Madison County held two special collections in late April and was able to recycle nearly 17,000 pounds of TVs and computer monitors. Many of the devices collected were very old and collecting dust, the county said.
"They don't get rid of them that soon. They just stick them in the corner, down in the basement, because frankly what do I do with it," said Madison County Recycling Coordinator Mary Bartlett.
The county is trying to prompt people to properly dispose of their electronics with four more special collections.
"With any recycling, it has to be convenient and pretty easy for people to do," Bartlett said.
The county already bans electronics from their landfill, but on Jan. 1, no one in New York State will be allowed to throw away electronics.
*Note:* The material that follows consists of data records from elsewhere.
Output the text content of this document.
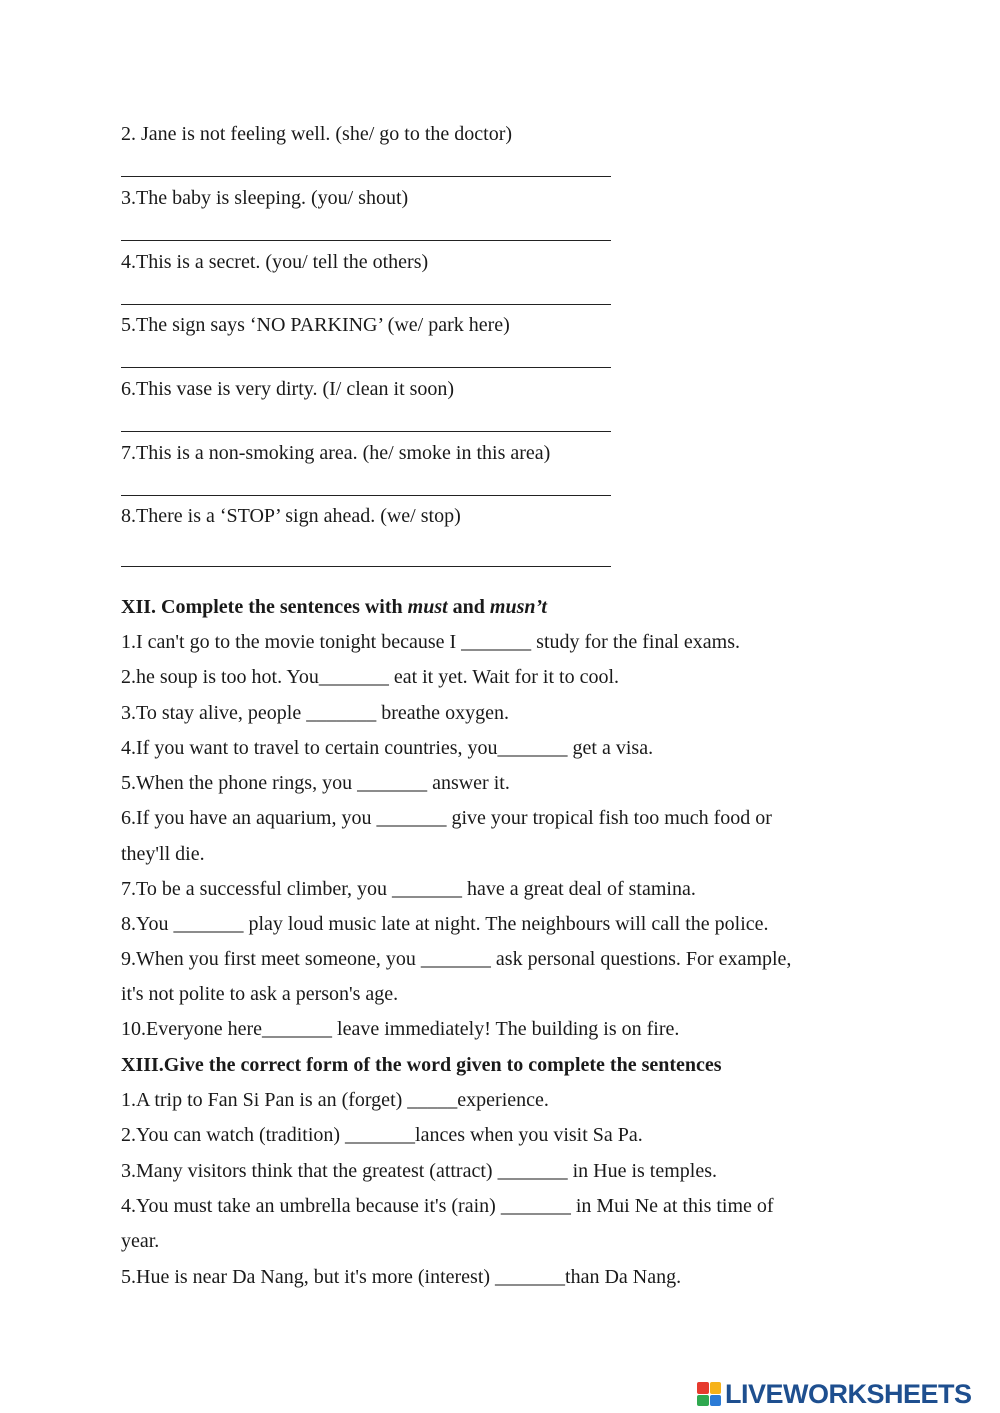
2. Jane is not feeling well. (she/ go to the doctor)
3.The baby is sleeping. (you/ shout)
4.This is a secret. (you/ tell the others)
5.The sign says ‘NO PARKING’ (we/ park here)
6.This vase is very dirty. (I/ clean it soon)
7.This is a non-smoking area. (he/ smoke in this area)
8.There is a ‘STOP’ sign ahead. (we/ stop)
XII. Complete the sentences with must and musn’t
1.I can't go to the movie tonight because I _______ study for the final exams.
2.he soup is too hot. You_______ eat it yet. Wait for it to cool.
3.To stay alive, people _______ breathe oxygen.
4.If you want to travel to certain countries, you_______ get a visa.
5.When the phone rings, you _______ answer it.
6.If you have an aquarium, you _______ give your tropical fish too much food or
they'll die.
7.To be a successful climber, you _______ have a great deal of stamina.
8.You _______ play loud music late at night. The neighbours will call the police.
9.When you first meet someone, you _______ ask personal questions. For example,
it's not polite to ask a person's age.
10.Everyone here_______ leave immediately! The building is on fire.
XIII.Give the correct form of the word given to complete the sentences
1.A trip to Fan Si Pan is an (forget) _____experience.
2.You can watch (tradition) _______lances when you visit Sa Pa.
3.Many visitors think that the greatest (attract) _______ in Hue is temples.
4.You must take an umbrella because it's (rain) _______ in Mui Ne at this time of
year.
5.Hue is near Da Nang, but it's more (interest) _______than Da Nang.
LIVEWORKSHEETS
"Now is the time to get them out of the waste stream, get them out of your homes and recycle them so we can properly handle them because I'm afraid there will be a glut come January 1,” said Jim Zecca the Director of Madison County Solid Waste. “Could you imagine New York City kicking into the program? Right now they're recycling a fraction of what's out there."
The glass in old TV monitors contains lead and many of the electronics inside are toxic as well. The county ships the recycled electronics to the non-profit, LoJo's in Oneida, which holds them for a Rochester company, which then takes them and eventually sends them overseas .
"To Amsterdam actually where they recycle them, but we have no facilities in New York State right now that actually recycle CRT glass, so it's a problem," Zecca said.
Which is why Zecca says while there is still an available outlet to recycle them, people should.
The county has a collection event on Saturday in Cazenovia and one on Monday in Canastota.